START A BUSINESS: There are a number of business people and entrepreneurs who believe that hungry, passionate, thoughtful young people - idea people - shouldn't be wasting four years in college at the beginning of their careers. The thought is to go start something - a business, venture, product, service- and fail, try again, make money, scratch, and fail, and finally succeed -- having learned maybe so much more than the classroom can teach. College textbooks are written for large groups, for an organized curriculum, and based on educational baselines, benchmarks, and frameworks -- real experiences might teach the student the same content AND MORE in a much, more organic manner.
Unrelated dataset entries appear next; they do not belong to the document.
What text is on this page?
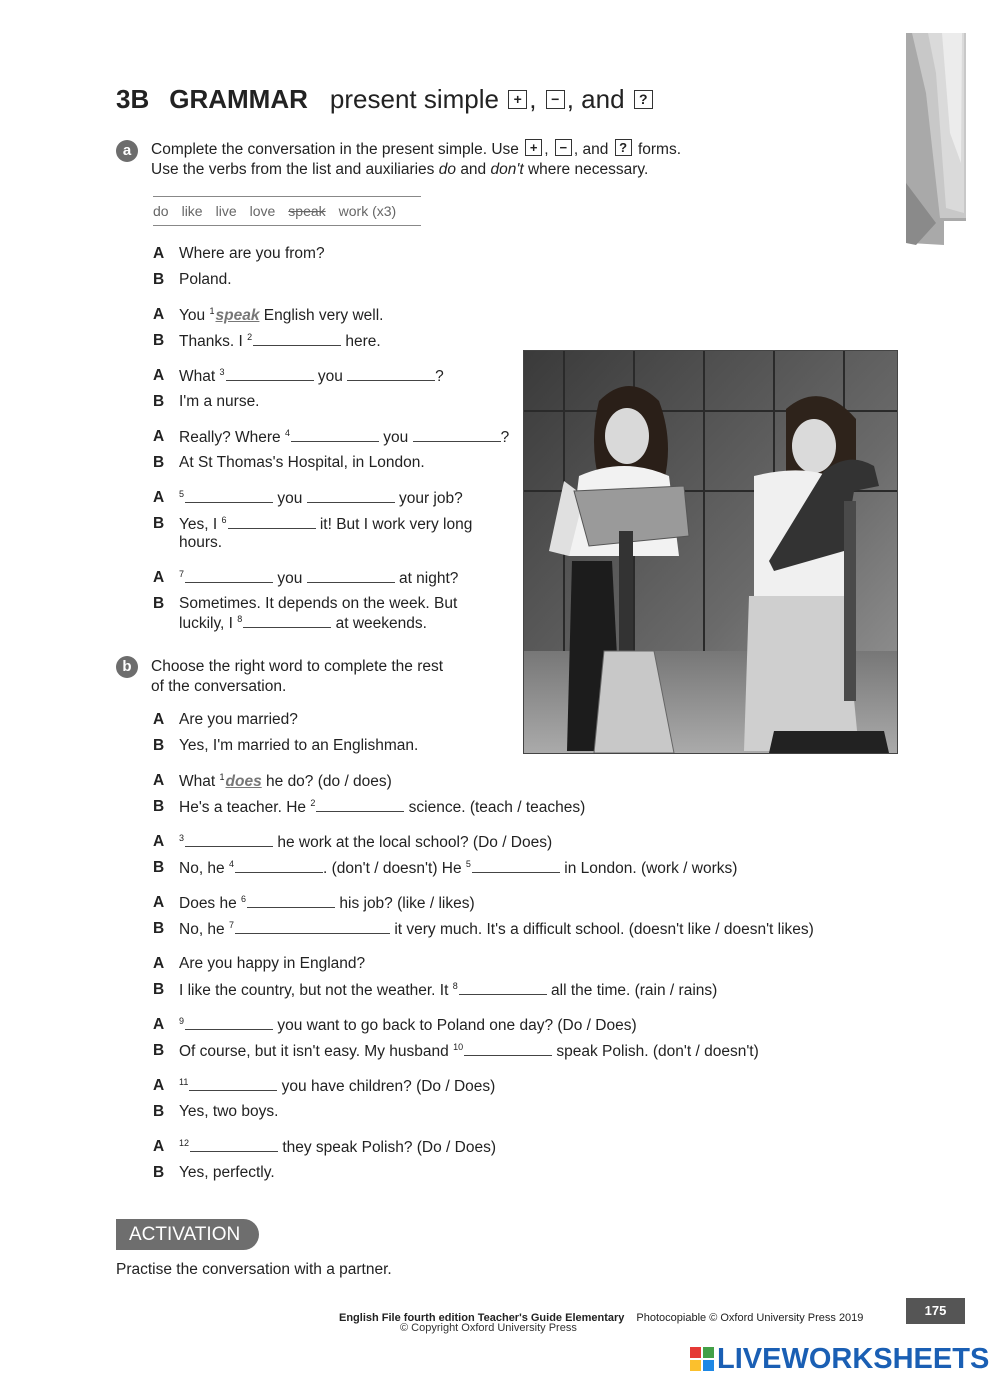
3B GRAMMAR present simple + , − , and ?
a	Complete the conversation in the present simple. Use + , − , and ? forms.
Use the verbs from the list and auxiliaries do and don't where necessary.
do like live love speak work (x3)
A Where are you from?
B Poland.
A You $^1$speak English very well.
B Thanks. I $^2$	here.
A What $^3$	you	?
B I'm a nurse.
A Really? Where $^4$	you	?
B At St Thomas's Hospital, in London.
A $^5$	you	your job?
B Yes, I $^6$	it! But I work very long
hours.
A $^7$	you	at night?
B Sometimes. It depends on the week. But
luckily, I $^8$	at weekends.
b	Choose the right word to complete the rest
of the conversation.
A Are you married?
B Yes, I'm married to an Englishman.
A What $^1$does he do? (do / does)
B He's a teacher. He $^2$	science. (teach / teaches)
A $^3$	he work at the local school? (Do / Does)
B No, he $^4$	. (don't / doesn't) He $^5$	in London. (work / works)
A Does he $^6$	his job? (like / likes)
B No, he $^7$	it very much. It's a difficult school. (doesn't like / doesn't likes)
A Are you happy in England?
B I like the country, but not the weather. It $^8$	all the time. (rain / rains)
A $^9$	you want to go back to Poland one day? (Do / Does)
B Of course, but it isn't easy. My husband $^{10}$	speak Polish. (don't / doesn't)
A $^{11}$	you have children? (Do / Does)
B Yes, two boys.
A $^{12}$	they speak Polish? (Do / Does)
B Yes, perfectly.
ACTIVATION
Practise the conversation with a partner.
175
English File fourth edition Teacher's Guide Elementary Photocopiable © Oxford University Press 2019
© Copyright Oxford University Press
LIVEWORKSHEETS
MENTORING & PRIVATE STUDY: I know students with initiative who sought out mentoring relationships with "experts" in their field and learned so much from the direct supervision. Imagine instead of attending college, researching and finding the best person in your field to apprentice with, or be mentored by, even if they were overseas. Or the best four people over a period of a couple years... You could probably afford airfare, a small room rental, and "private study" with really fascinating experts in your field all over the world for less than a semester at your local GOODNAME University. If you want the skills of these experts, and not the degree - then you've started on the patch to get them. If you want the degree, perhaps apply afterwards to find that your plan makes you more competitive for grants, scholarships, assistantships and more.
I think the current cost of college and university programs for many students often outweighs the benefits. We need a new model that lets students understand the debt vs. career balance vs. skills, and helps introduce some strategies to get the same results without the current system. If nothing else, at least wait "save" your debt for graduate school, when your career becomes more clear.